Et pourquoi moi je dois parler comme toi, montage de textes d’Anouk Grinberg, mise en scène d’Alain Françon, musique de Nicolas Repac
Et pourquoi moi je dois parler comme toi, montage de textes d’Anouk Grinberg, mise en scène d’Alain Françon, musique de Nicolas Repac
La comédienne nous avait donné une première version de cet étonnant spectacle lors des Langagières 2019, au T.N.P. à Villeurbanne ( voir Le Théâtre du blog), accompagnée, comme aujourd’hui, par le compositeur Nicolas Repac. Une immersion dans la littérature dite brute comme l’art mis en lumière par le peintre Jean Dubuffet. Depuis mis en scène par Alain Françon à la Colline, le spectacle s’est étoffé d’un décor et d’une chorégraphie. Anouk Grinberg coiffée d’un chapeau est vêtue d’un costume sans âge aux allures androgynes. La force de cette performance reste les paroles des anonymes hospitalisés et enfermés dans leur folie : Babouillec, Aloïse Corbaz, Samuel Daiber, Hernst Herbeck, Jacqueline, Lotte Morin Jego Hestz, Jules Pages, Marguerite de Pillonel, Justine Python, Romain, Jeanne Tripier, Adolf Wölfli… Et subrepticement, des textes d’Henri Michaux, Robert Walser ou Emily Dickinson.
Avec sa sensibilité à fleur de mots, sur les notes discrètes du musicien, Anouk Grinberg fait entendre la colère et la douleur de ceux que l’ont dit aliénés. Elle rend inoubliable la révolte de Jeanne Tripier, enfermée douze ans à l’hospice de Maison-Blanche : « Maison barbare et par trop mortifère rien ne vaut la liberté des peuples qui s’entretuent nous sommes toutes plus ou moins mortes vivantes. Il fallait attendre la venue de Malbrough s’en va-t-en guerre mais ne sait quand il reviendra.» Ou celle de Lotte : «Il est nuisible de me séquestrer. Pourquoi des brigands transforment en prison ce que l’Etat appelle hôpital? » « Il n’avait pas le droit, on n’est pas folles », écrit Justine Python depuis Maison Blanche ». On entend aussi Aloïse Corbaz, dite Aloïse (1886-1964), hospitalisée jusqu’à sa mort pendant cinquante-sept ans, la plus célèbre des artistes d’art brut, exposée par Jean Dubuffet.

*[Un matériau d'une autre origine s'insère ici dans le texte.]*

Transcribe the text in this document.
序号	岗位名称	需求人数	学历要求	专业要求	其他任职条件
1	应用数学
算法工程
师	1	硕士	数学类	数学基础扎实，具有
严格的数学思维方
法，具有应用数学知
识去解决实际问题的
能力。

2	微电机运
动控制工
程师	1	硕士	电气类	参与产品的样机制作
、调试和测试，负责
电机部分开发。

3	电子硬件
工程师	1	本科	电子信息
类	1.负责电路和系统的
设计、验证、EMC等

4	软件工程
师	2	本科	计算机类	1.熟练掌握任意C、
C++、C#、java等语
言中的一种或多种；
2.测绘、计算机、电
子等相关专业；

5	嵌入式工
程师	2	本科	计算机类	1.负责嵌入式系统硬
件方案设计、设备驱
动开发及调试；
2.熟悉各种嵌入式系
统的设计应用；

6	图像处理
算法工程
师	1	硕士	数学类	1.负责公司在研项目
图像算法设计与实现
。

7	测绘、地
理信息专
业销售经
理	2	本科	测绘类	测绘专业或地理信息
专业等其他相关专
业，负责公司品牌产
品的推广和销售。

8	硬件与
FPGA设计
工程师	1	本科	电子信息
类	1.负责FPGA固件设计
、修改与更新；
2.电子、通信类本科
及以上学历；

Anouk Grinberg fait parler haut la poésie avec un timbre de voix ferme aux tonalités enfantines, mais aussi la liberté paradoxale de ces «aliénés», comme l’exprime Babouillec. Cette jeune femme de trente-sept ans a été diagnostiquée « autiste très déficitaire ».«Très déclarée sans paroles. Je tue mes démons silencieux dans les tentatives singulières des sorties éphémères de ma boîte crânienne. (…) J’invite au voyage des sens interdits (…) L’écriture est mon arme secrète. J’adore appuyer sur la gâchette, balancer des munitions pour faire péter le son et me faire entendre. Je suis libre dans ma tête et ce souffle qui porte la vie, je l’ai en moi et dans le silence du fond de mon corps, je pousse ce cri. ».
Anouk Grinberg poursuit, avec plus de légèreté : « Lily, la roue tourne, la route s’ouvre, vivre le destin n’est pas chose facile », sur une balade à la guitare jouée par Nicolas Repac. Elle montre avec une ardeur communicative, que la différence entre ces auteurs dits « fous » et les autres, est infime comme l’écrit Jean Dubuffet : « La folie allège son homme et lui donne des ailes et aide à la voyance. (…) qui est normal? Où est-ce qu’il est, votre homme normal ? Montrez-le-nous! L’acte d’art, avec l’extrême tension qu’il implique, la haute fièvre qui l’accompagne peut-il jamais être normal ? »
Les textes recueillis par Anouk Grinberg désormais édités, sont d’une telle puissance qu’ils auraient pu se passer d’une mise en scène superfétatoire et d’un jeu parfois trop forcé. Reste la justesse et l’engagement des interprètes, leur belle complicité… Le spectacle devrait gagner en nuance au fil des représentations.
Mireille Davidovici
Jusqu’au 16 octobre,Théâtre de la Colline, 15 rue Malte-Brun, Paris (XX ème). T. : 01 44 62 52 52.